Monday, 28 January 2013

A Shocks & Surprises Approach to Currencies

Currency Conclusions

Strengthing Trends

  • US Dollar: Since early January, the dollar has been on a strengthening trend vs the SDR, and that trend is not currently under threat. 
  • Euro: The current strengthening trend has been in place since mid-September, and is not under threat.
  • Rmb: The current strengthening trend has been in place since early October 2012, and is not under threat. 
Weakening Trends

  • Yen: The weakening trend has been in place since mid-December and is not under threat. 
  • Sterling: A new weakening trend emerged in mid-January, and is strongly in place. 
  • Gold: Reflecting the dollar's strength, since early January gold has been on weakening trend, and that trend is not under threat.
On Watch

  • Australian Dollar: The strengthening trend which was in place since the second week of January is now under threat
Argument & Methodology
Forecasting exchange range is for mugs. Despite it being a lucratively-rewarded profession, no-one knows how to forecast currencies with near-certainty or accuracy, and for good reasons. The first good reason is that the spot price will always reflect a fluctuating arbitrage between short-term cashflows and longer-term balance sheet necessities, and both sides of that arbitrage are fundamentally in the process  of new discovery, as is the appropriate arbitrage between them. For example, that current cashflows may support the Yen or the Euro can be a situation which can quite easily co-exist - for decades - with a situation in which balance sheet considerations look distinctly unappetising.

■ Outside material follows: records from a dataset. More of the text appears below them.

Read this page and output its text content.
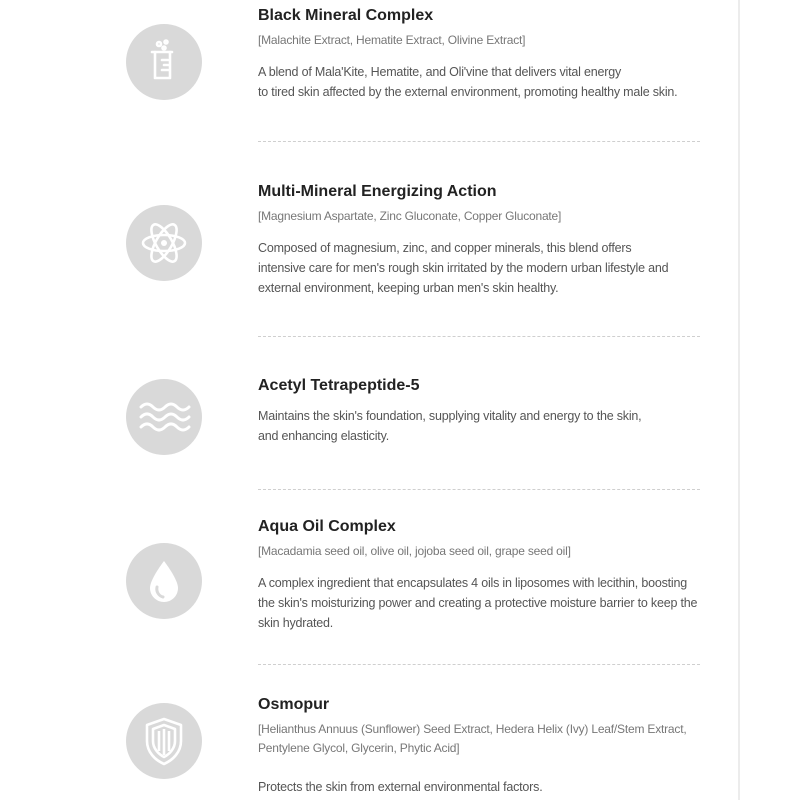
Black Mineral Complex
[Malachite Extract, Hematite Extract, Olivine Extract]
A blend of Mala'Kite, Hematite, and Oli'vine that delivers vital energy
to tired skin affected by the external environment, promoting healthy male skin.
Multi-Mineral Energizing Action
[Magnesium Aspartate, Zinc Gluconate, Copper Gluconate]
Composed of magnesium, zinc, and copper minerals, this blend offers
intensive care for men's rough skin irritated by the modern urban lifestyle and
external environment, keeping urban men's skin healthy.
Acetyl Tetrapeptide-5
Maintains the skin's foundation, supplying vitality and energy to the skin,
and enhancing elasticity.
Aqua Oil Complex
[Macadamia seed oil, olive oil, jojoba seed oil, grape seed oil]
A complex ingredient that encapsulates 4 oils in liposomes with lecithin, boosting
the skin's moisturizing power and creating a protective moisture barrier to keep the
skin hydrated.
Osmopur
[Helianthus Annuus (Sunflower) Seed Extract, Hedera Helix (Ivy) Leaf/Stem Extract,
Pentylene Glycol, Glycerin, Phytic Acid]
Protects the skin from external environmental factors.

The second reason is simpler: for major currencies, fx markets are probably the nearest thing we have to perfect competition,  the logical extension of which is that your explanation is likely to be just as good, or bad, as mine, no matter how hard you (or I) work at it.  Competition, after all, exists to discover information which can be discovered in no other way.

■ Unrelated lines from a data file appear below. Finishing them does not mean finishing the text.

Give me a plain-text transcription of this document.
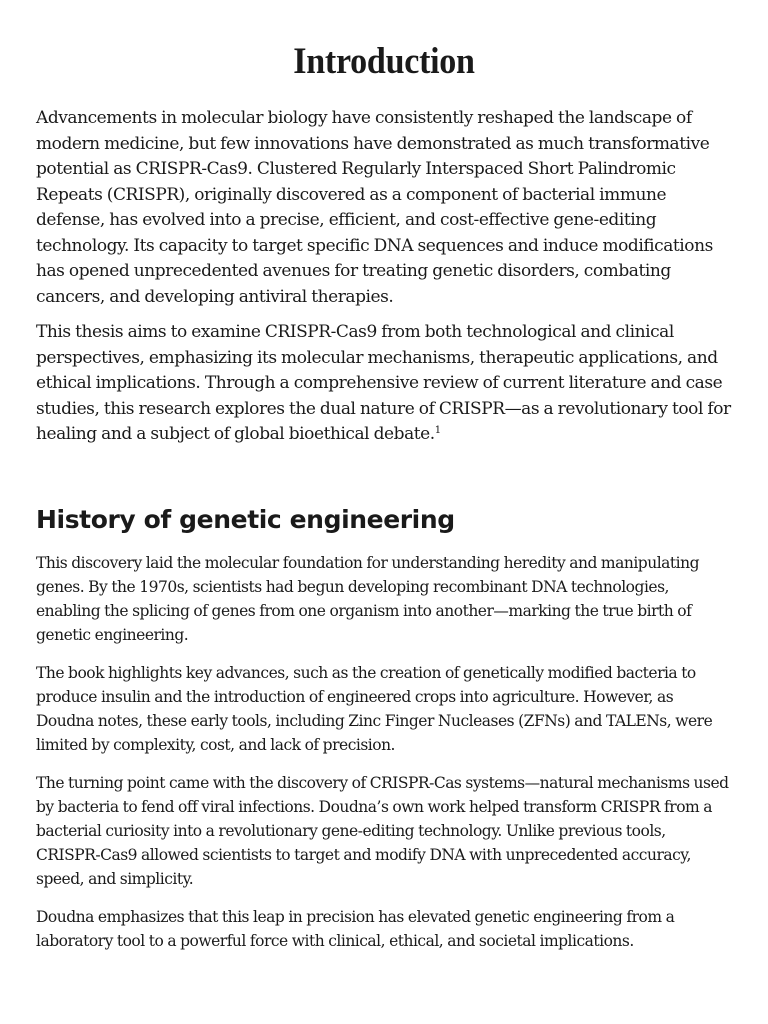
Introduction

Advancements in molecular biology have consistently reshaped the landscape of modern medicine, but few innovations have demonstrated as much transformative potential as CRISPR-Cas9. Clustered Regularly Interspaced Short Palindromic Repeats (CRISPR), originally discovered as a component of bacterial immune defense, has evolved into a precise, efficient, and cost-effective gene-editing technology. Its capacity to target specific DNA sequences and induce modifications has opened unprecedented avenues for treating genetic disorders, combating cancers, and developing antiviral therapies.

This thesis aims to examine CRISPR-Cas9 from both technological and clinical perspectives, emphasizing its molecular mechanisms, therapeutic applications, and ethical implications. Through a comprehensive review of current literature and case studies, this research explores the dual nature of CRISPR—as a revolutionary tool for healing and a subject of global bioethical debate.$^1$

History of genetic engineering

This discovery laid the molecular foundation for understanding heredity and manipulating genes. By the 1970s, scientists had begun developing recombinant DNA technologies, enabling the splicing of genes from one organism into another—marking the true birth of genetic engineering.

The book highlights key advances, such as the creation of genetically modified bacteria to produce insulin and the introduction of engineered crops into agriculture. However, as Doudna notes, these early tools, including Zinc Finger Nucleases (ZFNs) and TALENs, were limited by complexity, cost, and lack of precision.

The turning point came with the discovery of CRISPR-Cas systems—natural mechanisms used by bacteria to fend off viral infections. Doudna’s own work helped transform CRISPR from a bacterial curiosity into a revolutionary gene-editing technology. Unlike previous tools, CRISPR-Cas9 allowed scientists to target and modify DNA with unprecedented accuracy, speed, and simplicity.

Doudna emphasizes that this leap in precision has elevated genetic engineering from a laboratory tool to a powerful force with clinical, ethical, and societal implications.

But the itch, the desire to say something useful about currencies, remains. Even working day since Friday December 1st 1995, I have collected OANDAs' tick-averaged fx for all major Asian and European currencies, and consequently have a reasonable database from which to make observations. In practice I use them not to forecast, but rather construct from them rules-of-thumb about the state of individual currencies: are they stable, strengthening or weakening, and at what point to they look like breaking trend?    The rule for this is simple: I track moving averages and standard deviations measured from the point of inflection in 90-day trends. (Each day, the average and standard deviation will change as the trend is extended - typically as the trend lengthens, the average deviation from it will fall, whilst the standard deviation grows). Historically I find that when daily prices are more than two standard deviations away from that trend, a trend inflection usually follows.  

What I am attempting to do is simple and limited: I am trying to accurately identify current trends, and identify plausible threats to them.   I intend to publish my conclusions every Monday.